Des hirondelles s’assemblaient dans le ciel bleu d’acier. Elles se frôlaient rapidement, comme les pierres lancées par des frondes. Sous les battements de leurs ailes, leurs corps brillaient, blancs, dans le soleil.

À cet instant la voix d’André s’entendit distinctement :

— Elles aussi me tirent…

À présent tout était clair. Jella sauta par-dessus les rails ; elle saisit à deux mains les épaules du gars :

— Pourquoi parles-tu toujours avec ton chien quand, avec moi, tu restes toujours muet ?

Elle éprouvait la même sensation que l’autre jour, au pont, lorsqu’elle se rappela la fille au visage brun. Elle regarda hostilement le chien. Elle aurait voulu lui faire du mal, le chasser pour ne plus le voir si près d’André. Elle empoignait toujours plus fort les épaules du jeune homme ; et comme il ne répondait pas, elle le poussa du genou :

— Mais enfin pourquoi l’aimes-tu ?

André prit dans sa main le museau humide et noir de Sajo et tourna vers lui la face du chien. Il sourit silencieusement, tristement, puis, soudain, son regard devint aussi profond que dans les premiers temps, lorsque Jella croyait qu’il plongeait dans un lointain illimité !

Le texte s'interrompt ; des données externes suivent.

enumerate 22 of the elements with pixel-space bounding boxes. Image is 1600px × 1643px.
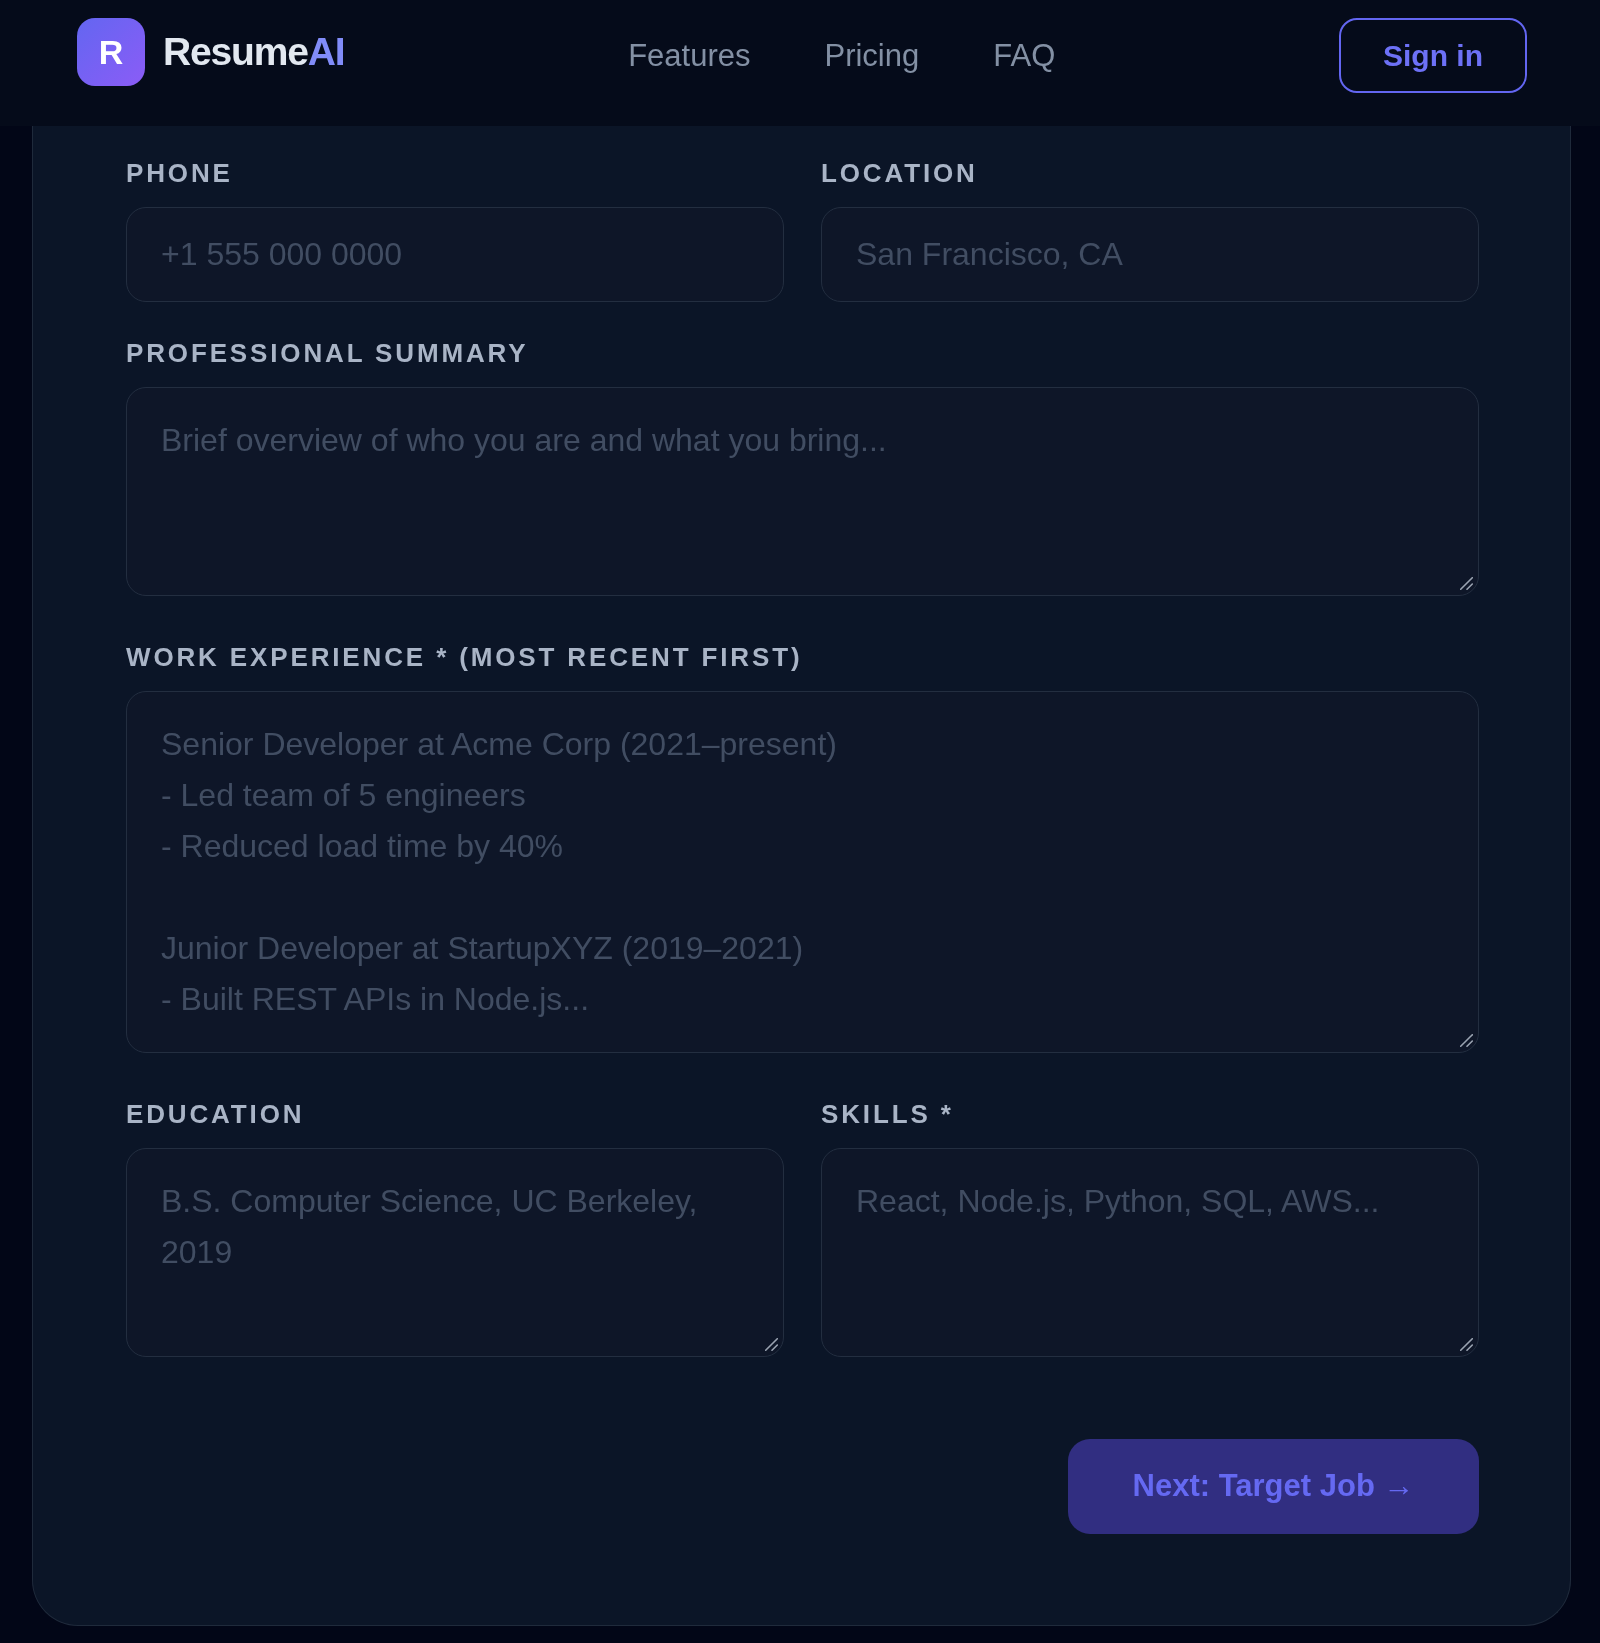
field-label: SKILLS * [821, 1099, 955, 1130]
text-area-field[interactable]: React, Node.js, Python, SQL, AWS... [821, 1148, 1479, 1357]
text-area-field[interactable]: B.S. Computer Science, UC Berkeley, 2019 [126, 1148, 784, 1357]
field-label: PHONE [126, 158, 234, 189]
field-label: EDUCATION [126, 1099, 306, 1130]
resize-handle-icon[interactable] [1460, 577, 1473, 590]
nav-link[interactable]: Pricing [824, 36, 920, 75]
field-label: LOCATION [821, 158, 979, 189]
sign-in-button[interactable]: Sign in [1339, 18, 1527, 93]
text-area-field[interactable]: Brief overview of who you are and what you bring... [126, 387, 1479, 596]
nav-link[interactable]: FAQ [993, 36, 1056, 75]
text-area-field[interactable]: Senior Developer at Acme Corp (2021–present) - Led team of 5 engineers - Reduced load time by 40% Junior Developer at StartupXYZ (2019–2021) - Built REST APIs in Node.js... [126, 691, 1479, 1053]
resize-handle-icon[interactable] [1460, 1034, 1473, 1047]
input-field[interactable]: +1 555 000 0000 [126, 207, 784, 302]
nav-link[interactable]: Features [628, 36, 751, 75]
logo-mark[interactable]: R [77, 18, 145, 86]
field-label: WORK EXPERIENCE * (MOST RECENT FIRST) [126, 642, 804, 673]
resize-handle-icon[interactable] [765, 1338, 778, 1351]
resize-handle-icon[interactable] [1460, 1338, 1473, 1351]
input-field[interactable]: San Francisco, CA [821, 207, 1479, 302]
brand-name[interactable]: ResumeAI [163, 29, 345, 75]
field-label: PROFESSIONAL SUMMARY [126, 338, 530, 369]
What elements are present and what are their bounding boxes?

— Pourquoi je l’aime ? — dit-il d’un accent traînant, comme s’il s’étonnait qu’on pût demander pareille chose.

Il regarda, sans défiance, dans les yeux de la femme :

— Chez nous, il y a de pareils chiens dans l’Alfold.

Les cils de Jella frémirent. Une sorte de colère jalouse mordit de nouveau intérieurement son sein, et comme elle ne pouvait anéantir ce chien étranger, elle lui lança haineusement un coup de pied.

Le gars sauta debout. Son poing se leva comme pour frapper. Mais Jella ne l’attendit pas ; elle se mit à fuir avec effroi.

André ne fit qu’un pas ; puis il s’arrêta, croisa violemment ses bras sur sa poitrine, comme s’il avait voulu se tenir lui-même pour ne pas bouger de sa place. Il darda impitoyablement son regard du côté de la femme, et dans cette seconde, invisiblement, sans bruit, quelque chose mourut.